Purpose of the Study:
- To compare the diagnostic sensitivity of FDG-PET, MR morphometry, and DTI-derived fractional anisotropy (FA) in mild cognitive impairment (MCI).
- To assess the predictive power of these imaging modalities for memory function in MCI patients.
- To evaluate the utility of a multimodal imaging approach for MCI diagnosis and prognosis.
Main Methods:
- 44 MCI patients and 22 normal controls (NC) underwent FDG-PET and MRI scans.
- Measures included metabolism, morphometry, and FA in nine temporal and parietal regions.
- Memory function was assessed using the Rey Auditory Verbal Learning Test (RAVLT).
Main Results:
- Combined multimodal imaging achieved 100% diagnostic accuracy, though individual predictors were not unique.
- MR morphometry demonstrated superior diagnostic sensitivity across most regions of interest (ROIs).

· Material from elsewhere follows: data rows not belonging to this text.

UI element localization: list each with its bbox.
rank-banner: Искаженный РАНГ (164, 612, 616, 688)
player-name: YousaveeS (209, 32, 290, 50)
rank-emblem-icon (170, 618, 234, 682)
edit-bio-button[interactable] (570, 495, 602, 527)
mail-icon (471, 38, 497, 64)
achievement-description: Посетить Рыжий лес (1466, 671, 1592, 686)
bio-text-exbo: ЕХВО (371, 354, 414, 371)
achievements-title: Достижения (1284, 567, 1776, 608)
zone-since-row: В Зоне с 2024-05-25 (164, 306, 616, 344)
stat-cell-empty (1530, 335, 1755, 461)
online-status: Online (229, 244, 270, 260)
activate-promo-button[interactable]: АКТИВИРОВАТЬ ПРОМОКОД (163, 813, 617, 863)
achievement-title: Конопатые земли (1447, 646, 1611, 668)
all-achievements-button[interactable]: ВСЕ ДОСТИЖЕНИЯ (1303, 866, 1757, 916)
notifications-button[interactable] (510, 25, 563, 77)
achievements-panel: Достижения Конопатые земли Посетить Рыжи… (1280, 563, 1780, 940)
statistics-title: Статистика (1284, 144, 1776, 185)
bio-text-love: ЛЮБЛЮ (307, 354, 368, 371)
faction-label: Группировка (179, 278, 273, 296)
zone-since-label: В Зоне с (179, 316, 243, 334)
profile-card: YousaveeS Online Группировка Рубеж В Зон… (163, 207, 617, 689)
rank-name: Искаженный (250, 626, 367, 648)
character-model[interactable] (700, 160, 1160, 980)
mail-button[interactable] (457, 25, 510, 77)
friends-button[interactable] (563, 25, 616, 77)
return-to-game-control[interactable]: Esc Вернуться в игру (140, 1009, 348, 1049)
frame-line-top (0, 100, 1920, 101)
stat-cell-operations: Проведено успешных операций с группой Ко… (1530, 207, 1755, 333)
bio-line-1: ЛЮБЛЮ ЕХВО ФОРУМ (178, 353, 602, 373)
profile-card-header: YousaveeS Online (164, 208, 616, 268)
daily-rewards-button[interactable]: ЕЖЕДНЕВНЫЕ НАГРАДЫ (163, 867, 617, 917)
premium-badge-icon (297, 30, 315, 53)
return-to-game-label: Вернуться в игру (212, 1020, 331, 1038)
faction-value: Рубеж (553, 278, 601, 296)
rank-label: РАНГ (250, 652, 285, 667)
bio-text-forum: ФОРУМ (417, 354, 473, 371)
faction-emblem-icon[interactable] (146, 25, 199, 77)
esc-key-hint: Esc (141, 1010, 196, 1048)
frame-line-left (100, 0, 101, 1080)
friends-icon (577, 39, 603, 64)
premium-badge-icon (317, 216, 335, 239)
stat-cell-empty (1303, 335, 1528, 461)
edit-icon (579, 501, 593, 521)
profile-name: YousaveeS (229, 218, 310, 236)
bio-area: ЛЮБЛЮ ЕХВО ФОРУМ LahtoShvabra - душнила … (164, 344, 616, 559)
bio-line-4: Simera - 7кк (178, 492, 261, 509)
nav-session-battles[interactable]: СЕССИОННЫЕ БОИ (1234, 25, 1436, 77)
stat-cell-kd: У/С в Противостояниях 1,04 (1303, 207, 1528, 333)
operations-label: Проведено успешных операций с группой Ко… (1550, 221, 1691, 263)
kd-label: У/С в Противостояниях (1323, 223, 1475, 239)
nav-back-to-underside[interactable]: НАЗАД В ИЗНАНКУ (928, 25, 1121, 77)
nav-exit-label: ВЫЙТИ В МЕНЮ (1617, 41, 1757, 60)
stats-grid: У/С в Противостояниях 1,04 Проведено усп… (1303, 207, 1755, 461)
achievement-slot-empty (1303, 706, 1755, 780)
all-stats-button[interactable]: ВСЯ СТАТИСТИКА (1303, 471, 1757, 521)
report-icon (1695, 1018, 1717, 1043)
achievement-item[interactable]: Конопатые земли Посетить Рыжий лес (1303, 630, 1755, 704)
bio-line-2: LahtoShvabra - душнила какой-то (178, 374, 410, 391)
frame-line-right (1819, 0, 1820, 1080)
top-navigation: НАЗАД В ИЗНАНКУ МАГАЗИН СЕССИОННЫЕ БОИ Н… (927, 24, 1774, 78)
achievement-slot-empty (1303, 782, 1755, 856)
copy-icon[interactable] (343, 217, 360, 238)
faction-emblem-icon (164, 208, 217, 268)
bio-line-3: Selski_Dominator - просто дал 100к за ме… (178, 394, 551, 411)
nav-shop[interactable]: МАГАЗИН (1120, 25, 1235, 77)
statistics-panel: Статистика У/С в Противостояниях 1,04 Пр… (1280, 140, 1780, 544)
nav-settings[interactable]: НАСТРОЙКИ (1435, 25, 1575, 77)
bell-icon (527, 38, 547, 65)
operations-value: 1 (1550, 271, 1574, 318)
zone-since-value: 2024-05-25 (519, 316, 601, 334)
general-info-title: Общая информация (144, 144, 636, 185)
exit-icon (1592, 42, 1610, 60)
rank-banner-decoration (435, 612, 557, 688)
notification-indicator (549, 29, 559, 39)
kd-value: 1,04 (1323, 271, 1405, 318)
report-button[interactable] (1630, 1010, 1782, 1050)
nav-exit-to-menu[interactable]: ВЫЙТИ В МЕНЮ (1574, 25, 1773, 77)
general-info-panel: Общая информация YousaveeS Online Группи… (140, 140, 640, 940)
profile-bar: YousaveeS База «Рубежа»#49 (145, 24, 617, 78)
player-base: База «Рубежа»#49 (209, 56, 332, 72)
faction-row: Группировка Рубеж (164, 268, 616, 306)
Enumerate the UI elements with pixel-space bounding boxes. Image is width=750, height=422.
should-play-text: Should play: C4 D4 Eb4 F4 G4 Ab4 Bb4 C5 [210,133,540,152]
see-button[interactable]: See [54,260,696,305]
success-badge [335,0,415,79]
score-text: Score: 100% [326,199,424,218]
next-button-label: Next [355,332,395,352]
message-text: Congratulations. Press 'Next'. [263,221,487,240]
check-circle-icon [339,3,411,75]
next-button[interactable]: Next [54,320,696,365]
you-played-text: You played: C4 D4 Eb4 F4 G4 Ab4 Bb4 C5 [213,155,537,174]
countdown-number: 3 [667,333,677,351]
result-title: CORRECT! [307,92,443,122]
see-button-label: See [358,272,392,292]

- Metabolism, morphometry, and FA each independently predicted memory performance in MCI patients.
Conclusions:
- Multimodal neuroimaging approaches offer superior diagnostic and predictive power for MCI compared to single modalities.
- MR morphometry shows significant potential for identifying individuals with MCI.
- These findings suggest that combining imaging techniques can enhance the understanding of memory decline and conversion risk in MCI.